La pizza parte dal cornicione

Pasquale Nusco, cultore della materia Pizza
Un Sabato mattina esco di casa senza una meta geografica ma culinaria, mangiare una pizza.Verso ora di pranzo mi trovo nei pressi della Rotonda Maradona.Chissà se Maradona lo sa che in provincia di Napoli, a Villaricca, ai confini con Giugliano e Marano, verso Licola, c’è una rotonda dedicata a lui.
Giro  per la Via Consolare Campana e al civico 227 trovo una pizzeria. C’è parcheggio proprio davanti al locale. Entro,  non trovo nessun cliente seduto ai tavoli, ma solo un Signore che accoglie i clienti. Sono appena le ore 13, l’ora ideale per andare in pizzeria: non c’è folla, non si fanno file, il personale si dedica a te e si possono scambiare quattro chiacchiere con il pizzaiolo. Inizio a scambiare due chiacchiere con un signore con un fisico e l’aria di un lottatore, è Gennaro, il pizzaiolo, colgo da subito la  passione e competenza per il suo mestiere. Nelle mie esperienze senza meta, appunto come esploratore di pizze, non sono solo mi faccio accompagnare dalla mia consorte. Ordiniamo tre pizze : : la Montanara fritta, ma ripassata in forno, con sugo di pomodoro San Marzano e Fiordilatte di Agerola, da dividere in due e da mangiare come antipasto al posto delle solite fritturine; una pizza con Genovese e Fiordilatte  di Agerola per me (sono venuto apposta per questa) e una con Pomodorini del Piennolo gialli del Vesuvio con Provola di Agerola.

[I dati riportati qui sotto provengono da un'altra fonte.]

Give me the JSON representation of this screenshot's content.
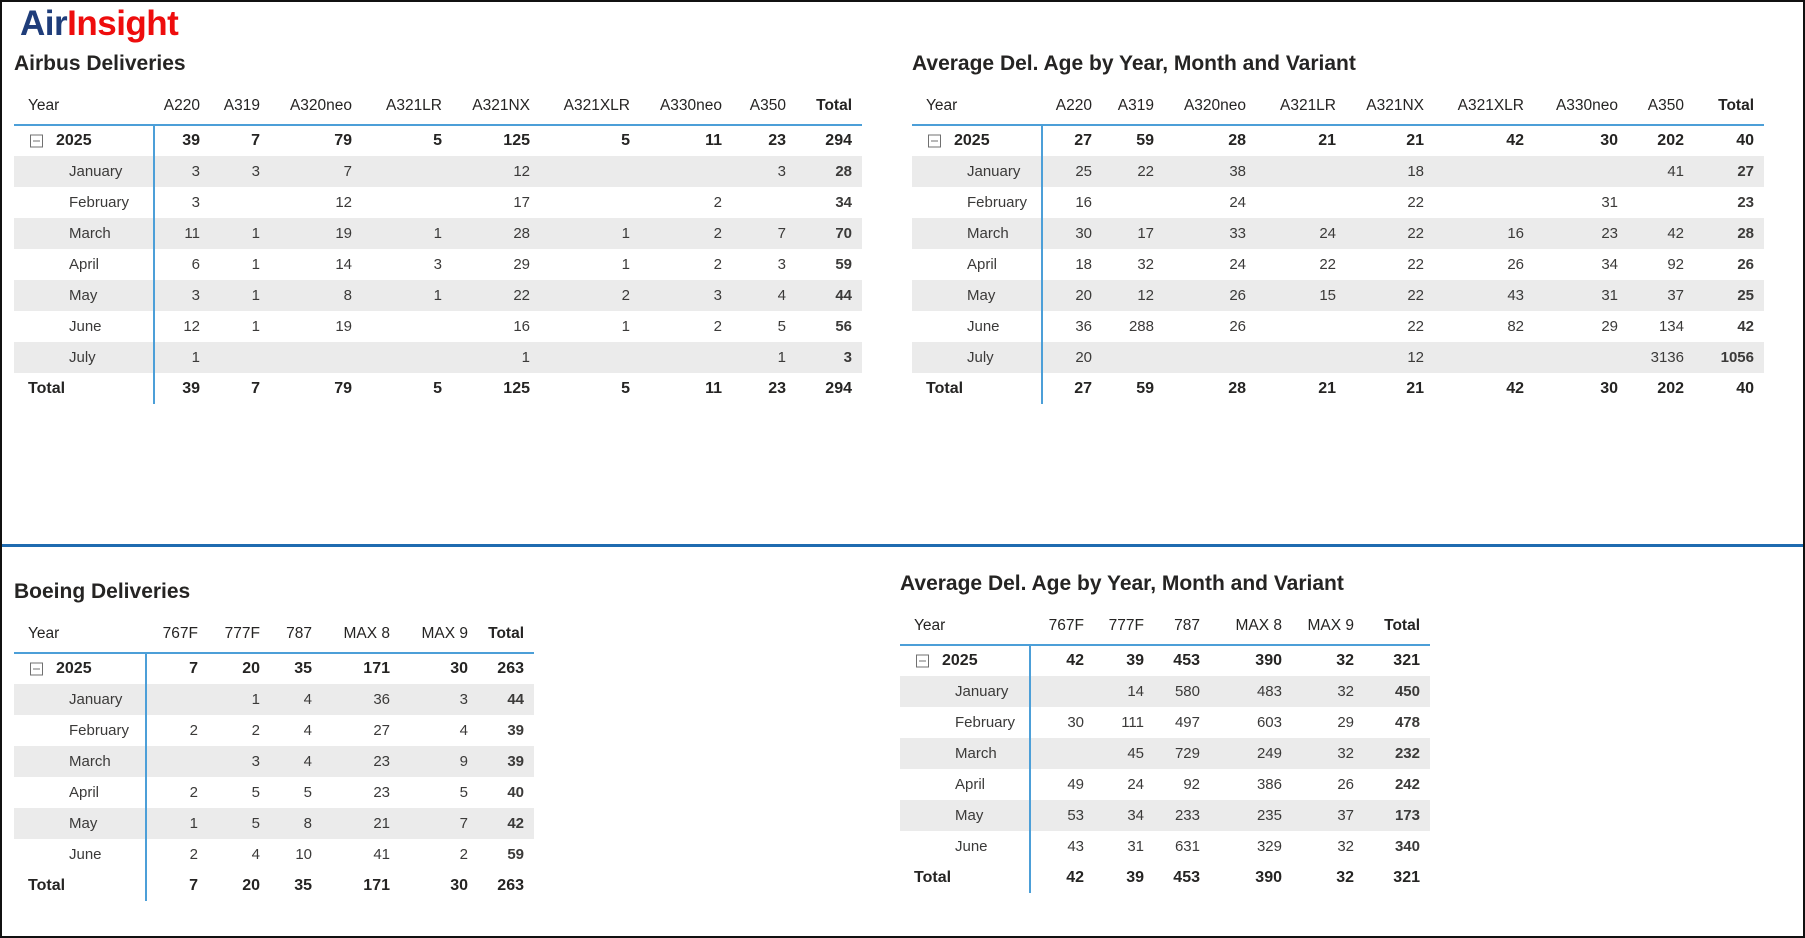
{
  "logo": {
    "air": "Air",
    "insight": "Insight"
  },
  "colors": {
    "logo_blue": "#1f3d7a",
    "logo_red": "#ee0d0d",
    "line_blue": "#4c9fd8",
    "divider_blue": "#1f6bb0",
    "row_band": "#ebebeb"
  },
  "chart_data": [
    {
      "type": "table",
      "title": "Airbus Deliveries",
      "row_header": "Year",
      "columns": [
        "A220",
        "A319",
        "A320neo",
        "A321LR",
        "A321NX",
        "A321XLR",
        "A330neo",
        "A350",
        "Total"
      ],
      "rows": [
        {
          "label": "2025",
          "level": "year",
          "expanded": true,
          "values": [
            "39",
            "7",
            "79",
            "5",
            "125",
            "5",
            "11",
            "23",
            "294"
          ]
        },
        {
          "label": "January",
          "level": "month",
          "values": [
            "3",
            "3",
            "7",
            "",
            "12",
            "",
            "",
            "3",
            "28"
          ]
        },
        {
          "label": "February",
          "level": "month",
          "values": [
            "3",
            "",
            "12",
            "",
            "17",
            "",
            "2",
            "",
            "34"
          ]
        },
        {
          "label": "March",
          "level": "month",
          "values": [
            "11",
            "1",
            "19",
            "1",
            "28",
            "1",
            "2",
            "7",
            "70"
          ]
        },
        {
          "label": "April",
          "level": "month",
          "values": [
            "6",
            "1",
            "14",
            "3",
            "29",
            "1",
            "2",
            "3",
            "59"
          ]
        },
        {
          "label": "May",
          "level": "month",
          "values": [
            "3",
            "1",
            "8",
            "1",
            "22",
            "2",
            "3",
            "4",
            "44"
          ]
        },
        {
          "label": "June",
          "level": "month",
          "values": [
            "12",
            "1",
            "19",
            "",
            "16",
            "1",
            "2",
            "5",
            "56"
          ]
        },
        {
          "label": "July",
          "level": "month",
          "values": [
            "1",
            "",
            "",
            "",
            "1",
            "",
            "",
            "1",
            "3"
          ]
        },
        {
          "label": "Total",
          "level": "total",
          "values": [
            "39",
            "7",
            "79",
            "5",
            "125",
            "5",
            "11",
            "23",
            "294"
          ]
        }
      ]
    },
    {
      "type": "table",
      "title": "Average Del. Age by Year, Month and Variant",
      "row_header": "Year",
      "columns": [
        "A220",
        "A319",
        "A320neo",
        "A321LR",
        "A321NX",
        "A321XLR",
        "A330neo",
        "A350",
        "Total"
      ],
      "rows": [
        {
          "label": "2025",
          "level": "year",
          "expanded": true,
          "values": [
            "27",
            "59",
            "28",
            "21",
            "21",
            "42",
            "30",
            "202",
            "40"
          ]
        },
        {
          "label": "January",
          "level": "month",
          "values": [
            "25",
            "22",
            "38",
            "",
            "18",
            "",
            "",
            "41",
            "27"
          ]
        },
        {
          "label": "February",
          "level": "month",
          "values": [
            "16",
            "",
            "24",
            "",
            "22",
            "",
            "31",
            "",
            "23"
          ]
        },
        {
          "label": "March",
          "level": "month",
          "values": [
            "30",
            "17",
            "33",
            "24",
            "22",
            "16",
            "23",
            "42",
            "28"
          ]
        },
        {
          "label": "April",
          "level": "month",
          "values": [
            "18",
            "32",
            "24",
            "22",
            "22",
            "26",
            "34",
            "92",
            "26"
          ]
        },
        {
          "label": "May",
          "level": "month",
          "values": [
            "20",
            "12",
            "26",
            "15",
            "22",
            "43",
            "31",
            "37",
            "25"
          ]
        },
        {
          "label": "June",
          "level": "month",
          "values": [
            "36",
            "288",
            "26",
            "",
            "22",
            "82",
            "29",
            "134",
            "42"
          ]
        },
        {
          "label": "July",
          "level": "month",
          "values": [
            "20",
            "",
            "",
            "",
            "12",
            "",
            "",
            "3136",
            "1056"
          ]
        },
        {
          "label": "Total",
          "level": "total",
          "values": [
            "27",
            "59",
            "28",
            "21",
            "21",
            "42",
            "30",
            "202",
            "40"
          ]
        }
      ]
    },
    {
      "type": "table",
      "title": "Boeing Deliveries",
      "row_header": "Year",
      "columns": [
        "767F",
        "777F",
        "787",
        "MAX 8",
        "MAX 9",
        "Total"
      ],
      "rows": [
        {
          "label": "2025",
          "level": "year",
          "expanded": true,
          "values": [
            "7",
            "20",
            "35",
            "171",
            "30",
            "263"
          ]
        },
        {
          "label": "January",
          "level": "month",
          "values": [
            "",
            "1",
            "4",
            "36",
            "3",
            "44"
          ]
        },
        {
          "label": "February",
          "level": "month",
          "values": [
            "2",
            "2",
            "4",
            "27",
            "4",
            "39"
          ]
        },
        {
          "label": "March",
          "level": "month",
          "values": [
            "",
            "3",
            "4",
            "23",
            "9",
            "39"
          ]
        },
        {
          "label": "April",
          "level": "month",
          "values": [
            "2",
            "5",
            "5",
            "23",
            "5",
            "40"
          ]
        },
        {
          "label": "May",
          "level": "month",
          "values": [
            "1",
            "5",
            "8",
            "21",
            "7",
            "42"
          ]
        },
        {
          "label": "June",
          "level": "month",
          "values": [
            "2",
            "4",
            "10",
            "41",
            "2",
            "59"
          ]
        },
        {
          "label": "Total",
          "level": "total",
          "values": [
            "7",
            "20",
            "35",
            "171",
            "30",
            "263"
          ]
        }
      ]
    },
    {
      "type": "table",
      "title": "Average Del. Age by Year, Month and Variant",
      "row_header": "Year",
      "columns": [
        "767F",
        "777F",
        "787",
        "MAX 8",
        "MAX 9",
        "Total"
      ],
      "rows": [
        {
          "label": "2025",
          "level": "year",
          "expanded": true,
          "values": [
            "42",
            "39",
            "453",
            "390",
            "32",
            "321"
          ]
        },
        {
          "label": "January",
          "level": "month",
          "values": [
            "",
            "14",
            "580",
            "483",
            "32",
            "450"
          ]
        },
        {
          "label": "February",
          "level": "month",
          "values": [
            "30",
            "111",
            "497",
            "603",
            "29",
            "478"
          ]
        },
        {
          "label": "March",
          "level": "month",
          "values": [
            "",
            "45",
            "729",
            "249",
            "32",
            "232"
          ]
        },
        {
          "label": "April",
          "level": "month",
          "values": [
            "49",
            "24",
            "92",
            "386",
            "26",
            "242"
          ]
        },
        {
          "label": "May",
          "level": "month",
          "values": [
            "53",
            "34",
            "233",
            "235",
            "37",
            "173"
          ]
        },
        {
          "label": "June",
          "level": "month",
          "values": [
            "43",
            "31",
            "631",
            "329",
            "32",
            "340"
          ]
        },
        {
          "label": "Total",
          "level": "total",
          "values": [
            "42",
            "39",
            "453",
            "390",
            "32",
            "321"
          ]
        }
      ]
    }
  ]
}
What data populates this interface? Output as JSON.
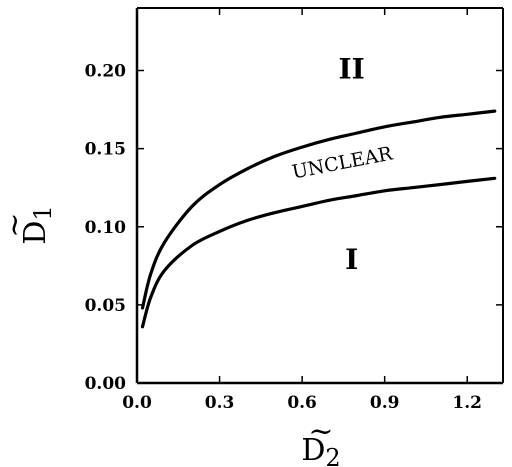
{
  "chart_data": {
    "type": "line",
    "title": "",
    "xlabel": "D2",
    "ylabel": "D1",
    "xlim": [
      0.0,
      1.33
    ],
    "ylim": [
      0.0,
      0.24
    ],
    "x_ticks": [
      "0.0",
      "0.3",
      "0.6",
      "0.9",
      "1.2"
    ],
    "y_ticks": [
      "0.00",
      "0.05",
      "0.10",
      "0.15",
      "0.20"
    ],
    "grid": false,
    "legend": "none",
    "annotations": [
      {
        "text": "II",
        "x": 0.78,
        "y": 0.195
      },
      {
        "text": "UNCLEAR",
        "x": 0.75,
        "y": 0.137
      },
      {
        "text": "I",
        "x": 0.78,
        "y": 0.073
      }
    ],
    "series": [
      {
        "x": [
          0.02,
          0.05,
          0.1,
          0.2,
          0.3,
          0.4,
          0.5,
          0.6,
          0.7,
          0.8,
          0.9,
          1.0,
          1.1,
          1.2,
          1.3
        ],
        "values": [
          0.048,
          0.07,
          0.09,
          0.113,
          0.127,
          0.137,
          0.145,
          0.151,
          0.156,
          0.16,
          0.164,
          0.167,
          0.17,
          0.172,
          0.174
        ]
      },
      {
        "x": [
          0.02,
          0.05,
          0.1,
          0.2,
          0.3,
          0.4,
          0.5,
          0.6,
          0.7,
          0.8,
          0.9,
          1.0,
          1.1,
          1.2,
          1.3
        ],
        "values": [
          0.036,
          0.055,
          0.072,
          0.088,
          0.097,
          0.104,
          0.109,
          0.113,
          0.117,
          0.12,
          0.123,
          0.125,
          0.127,
          0.129,
          0.131
        ]
      }
    ]
  }
}
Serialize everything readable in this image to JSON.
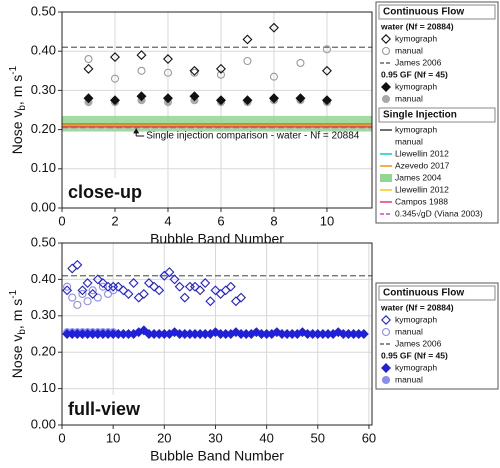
{
  "chart_data": [
    {
      "type": "scatter",
      "xlabel": "Bubble Band Number",
      "ylabel": [
        "Nose v",
        "b",
        ", m s",
        "-1"
      ],
      "panel_label": "close-up",
      "xlim": [
        0,
        11.7
      ],
      "ylim": [
        0,
        0.5
      ],
      "xticks": [
        0,
        2,
        4,
        6,
        8,
        10
      ],
      "yticks": [
        {
          "value": 0,
          "label": "0.00"
        },
        {
          "value": 0.1,
          "label": "0.10"
        },
        {
          "value": 0.2,
          "label": "0.20"
        },
        {
          "value": 0.3,
          "label": "0.30"
        },
        {
          "value": 0.4,
          "label": "0.40"
        },
        {
          "value": 0.5,
          "label": "0.50"
        }
      ],
      "grid": true,
      "bands": [
        {
          "range": [
            0.195,
            0.235
          ],
          "color": "#93d593"
        }
      ],
      "hlines": [
        {
          "value": 0.41,
          "color": "#666666",
          "dash": true
        },
        {
          "value": 0.215,
          "color": "#00c8c8",
          "dash": false
        },
        {
          "value": 0.212,
          "color": "#f08c00",
          "dash": false
        },
        {
          "value": 0.209,
          "color": "#f5c400",
          "dash": false
        },
        {
          "value": 0.207,
          "color": "#e0305a",
          "dash": false
        },
        {
          "value": 0.205,
          "color": "#e040c0",
          "dash": true
        }
      ],
      "annotation": {
        "text": "Single injection comparison - water - Nf = 20884",
        "x": 2.8,
        "y": 0.176,
        "target": 0.203
      },
      "series": [
        {
          "marker": "circle-open",
          "color": "#9a9a9a",
          "x": [
            1,
            2,
            3,
            4,
            5,
            6,
            7,
            8,
            9,
            10
          ],
          "values": [
            0.38,
            0.33,
            0.35,
            0.345,
            0.345,
            0.34,
            0.375,
            0.335,
            0.37,
            0.405
          ]
        },
        {
          "marker": "diamond-open",
          "color": "#111111",
          "x": [
            1,
            2,
            3,
            4,
            5,
            6,
            7,
            8,
            9,
            10
          ],
          "values": [
            0.355,
            0.385,
            0.39,
            0.38,
            0.35,
            0.355,
            0.43,
            0.46,
            null,
            0.35
          ]
        },
        {
          "marker": "circle",
          "color": "#a8a8a8",
          "x": [
            1,
            2,
            3,
            4,
            5,
            6,
            7,
            8,
            9,
            10
          ],
          "values": [
            0.27,
            0.27,
            0.275,
            0.27,
            0.275,
            0.27,
            0.27,
            0.275,
            0.275,
            0.27
          ]
        },
        {
          "marker": "diamond",
          "color": "#111111",
          "x": [
            1,
            2,
            3,
            4,
            5,
            6,
            7,
            8,
            9,
            10
          ],
          "values": [
            0.28,
            0.275,
            0.285,
            0.28,
            0.285,
            0.275,
            0.275,
            0.28,
            0.28,
            0.275
          ]
        }
      ],
      "legend": [
        {
          "text": "Continuous Flow",
          "marker": "header"
        },
        {
          "text": "water (Nf = 20884)",
          "marker": "group"
        },
        {
          "text": "kymograph",
          "marker": "diamond-open",
          "color": "#111111"
        },
        {
          "text": "manual",
          "marker": "circle-open",
          "color": "#9a9a9a"
        },
        {
          "text": "James 2006",
          "marker": "dash",
          "color": "#666666"
        },
        {
          "text": "0.95 GF (Nf = 45)",
          "marker": "group"
        },
        {
          "text": "kymograph",
          "marker": "diamond",
          "color": "#111111"
        },
        {
          "text": "manual",
          "marker": "circle",
          "color": "#a8a8a8"
        },
        {
          "text": "Single Injection",
          "marker": "header"
        },
        {
          "text": "kymograph",
          "marker": "line",
          "color": "#333333"
        },
        {
          "text": "manual",
          "marker": "none"
        },
        {
          "text": "Llewellin 2012",
          "marker": "line",
          "color": "#00c8c8"
        },
        {
          "text": "Azevedo 2017",
          "marker": "line",
          "color": "#f08c00"
        },
        {
          "text": "James 2004",
          "marker": "rect",
          "color": "#93d593"
        },
        {
          "text": "Llewellin 2012",
          "marker": "line",
          "color": "#f5c400"
        },
        {
          "text": "Campos 1988",
          "marker": "line",
          "color": "#e0305a"
        },
        {
          "text": "0.345√gD (Viana 2003)",
          "marker": "dash",
          "color": "#e040c0"
        }
      ]
    },
    {
      "type": "scatter",
      "xlabel": "Bubble Band Number",
      "ylabel": [
        "Nose v",
        "b",
        ", m s",
        "-1"
      ],
      "panel_label": "full-view",
      "xlim": [
        0,
        60.6
      ],
      "ylim": [
        0,
        0.5
      ],
      "xticks": [
        0,
        10,
        20,
        30,
        40,
        50,
        60
      ],
      "yticks": [
        {
          "value": 0,
          "label": "0.00"
        },
        {
          "value": 0.1,
          "label": "0.10"
        },
        {
          "value": 0.2,
          "label": "0.20"
        },
        {
          "value": 0.3,
          "label": "0.30"
        },
        {
          "value": 0.4,
          "label": "0.40"
        },
        {
          "value": 0.5,
          "label": "0.50"
        }
      ],
      "grid": true,
      "bands": [],
      "hlines": [
        {
          "value": 0.41,
          "color": "#666666",
          "dash": true
        }
      ],
      "series": [
        {
          "marker": "circle-open",
          "color": "#8c8cf0",
          "x": [
            1,
            2,
            3,
            4,
            5,
            6,
            7,
            8,
            9,
            10
          ],
          "values": [
            0.38,
            0.35,
            0.33,
            0.36,
            0.34,
            0.37,
            0.35,
            0.38,
            0.36,
            0.37
          ]
        },
        {
          "marker": "diamond-open",
          "color": "#2020d8",
          "x": [
            1,
            2,
            3,
            4,
            5,
            6,
            7,
            8,
            9,
            10,
            11,
            12,
            13,
            14,
            15,
            16,
            17,
            18,
            19,
            20,
            21,
            22,
            23,
            24,
            25,
            26,
            27,
            28,
            29,
            30,
            31,
            32,
            33,
            34,
            35
          ],
          "values": [
            0.37,
            0.43,
            0.44,
            0.37,
            0.39,
            0.36,
            0.4,
            0.39,
            0.38,
            0.38,
            0.38,
            0.37,
            0.36,
            0.39,
            0.35,
            0.36,
            0.39,
            0.38,
            0.37,
            0.41,
            0.42,
            0.4,
            0.38,
            0.35,
            0.38,
            0.38,
            0.37,
            0.39,
            0.34,
            0.37,
            0.36,
            0.37,
            0.38,
            0.34,
            0.35
          ]
        },
        {
          "marker": "circle",
          "color": "#8c8cf0",
          "x": [
            1,
            2,
            3,
            4,
            5,
            6,
            7,
            8,
            9,
            10
          ],
          "values": [
            0.255,
            0.255,
            0.255,
            0.255,
            0.255,
            0.255,
            0.255,
            0.255,
            0.255,
            0.255
          ]
        },
        {
          "marker": "diamond",
          "color": "#2020d8",
          "x": [
            1,
            2,
            3,
            4,
            5,
            6,
            7,
            8,
            9,
            10,
            11,
            12,
            13,
            14,
            15,
            16,
            17,
            18,
            19,
            20,
            21,
            22,
            23,
            24,
            25,
            26,
            27,
            28,
            29,
            30,
            31,
            32,
            33,
            34,
            35,
            36,
            37,
            38,
            39,
            40,
            41,
            42,
            43,
            44,
            45,
            46,
            47,
            48,
            49,
            50,
            51,
            52,
            53,
            54,
            55,
            56,
            57,
            58,
            59
          ],
          "values": [
            0.25,
            0.25,
            0.25,
            0.25,
            0.25,
            0.25,
            0.25,
            0.25,
            0.25,
            0.25,
            0.25,
            0.25,
            0.25,
            0.25,
            0.255,
            0.26,
            0.25,
            0.25,
            0.25,
            0.25,
            0.25,
            0.255,
            0.25,
            0.25,
            0.25,
            0.25,
            0.25,
            0.25,
            0.25,
            0.255,
            0.25,
            0.25,
            0.25,
            0.255,
            0.25,
            0.25,
            0.25,
            0.255,
            0.25,
            0.25,
            0.25,
            0.255,
            0.25,
            0.25,
            0.25,
            0.25,
            0.255,
            0.25,
            0.25,
            0.25,
            0.25,
            0.25,
            0.25,
            0.255,
            0.25,
            0.25,
            0.25,
            0.25,
            0.25
          ]
        }
      ],
      "legend": [
        {
          "text": "Continuous Flow",
          "marker": "header"
        },
        {
          "text": "water (Nf = 20884)",
          "marker": "group"
        },
        {
          "text": "kymograph",
          "marker": "diamond-open",
          "color": "#2020d8"
        },
        {
          "text": "manual",
          "marker": "circle-open",
          "color": "#8c8cf0"
        },
        {
          "text": "James 2006",
          "marker": "dash",
          "color": "#666666"
        },
        {
          "text": "0.95 GF (Nf = 45)",
          "marker": "group"
        },
        {
          "text": "kymograph",
          "marker": "diamond",
          "color": "#2020d8"
        },
        {
          "text": "manual",
          "marker": "circle",
          "color": "#8c8cf0"
        }
      ]
    }
  ]
}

Ai primi morsi comprendo che sono davanti ad una pizza fatta a mestiere. Scambio, quindi, due chiacchiere con il pizzaiolo, Gennaro Primicerio, che con orgoglio ci parla della sua arte bianca.
Ci racconta che usa prodotti di primissima qualità che espone , con orgoglio, sugli scaffali della sua pizzeria, una farina proveniente da un Mulino del nord (è l’unica deroga all’uso di prodotti tipici del territorio napoletano), che lui ha selezionato personalmente e che preferisce a tutte le altre farine, dei tempi di lievitazione dei suoi impasti (che vanno dalle 36 alle 48 ore, e noi siamo fortunati, perché le pizze che ci serve sono quelle delle 48 ore), della notevole idratazione delle sue pizze (70%) che le rende soffici, digeribili, con i cornicioni alti e cavernosi. Poi mi dice tre cose che mi colpiscono particolarmente: 1) che il mestiere del pizzaiolo non è più quello di una volta, quando si improvvisava e si andava a occhio: oggi, mi dice, il pizzaiolo deve essere come il pasticciere: deve programmare e misurare ad arte e al millesimo di grammo e di temperatura tutti gli ingredienti; 2) che lui, quando prepara l’impasto, deve restare rigorosamente solo, come sogliono fare tutti gli artisti e gli artigiani di estro e di valore; 3) che oltre a essere pizzaiolo e imprenditore nella sua pizzeria, è anche docente di pizza e insegna ai giovani la sua arte. Ai consumatori chiede di fare attenzione al cornicione che si deve presentare con fori all’interno. Tutto questo, a conferma che sono finiti i tempi dell’ “impasta e inforna” e che oggi, fare le pizze, oltre a essere un mestiere, è una vera scienza.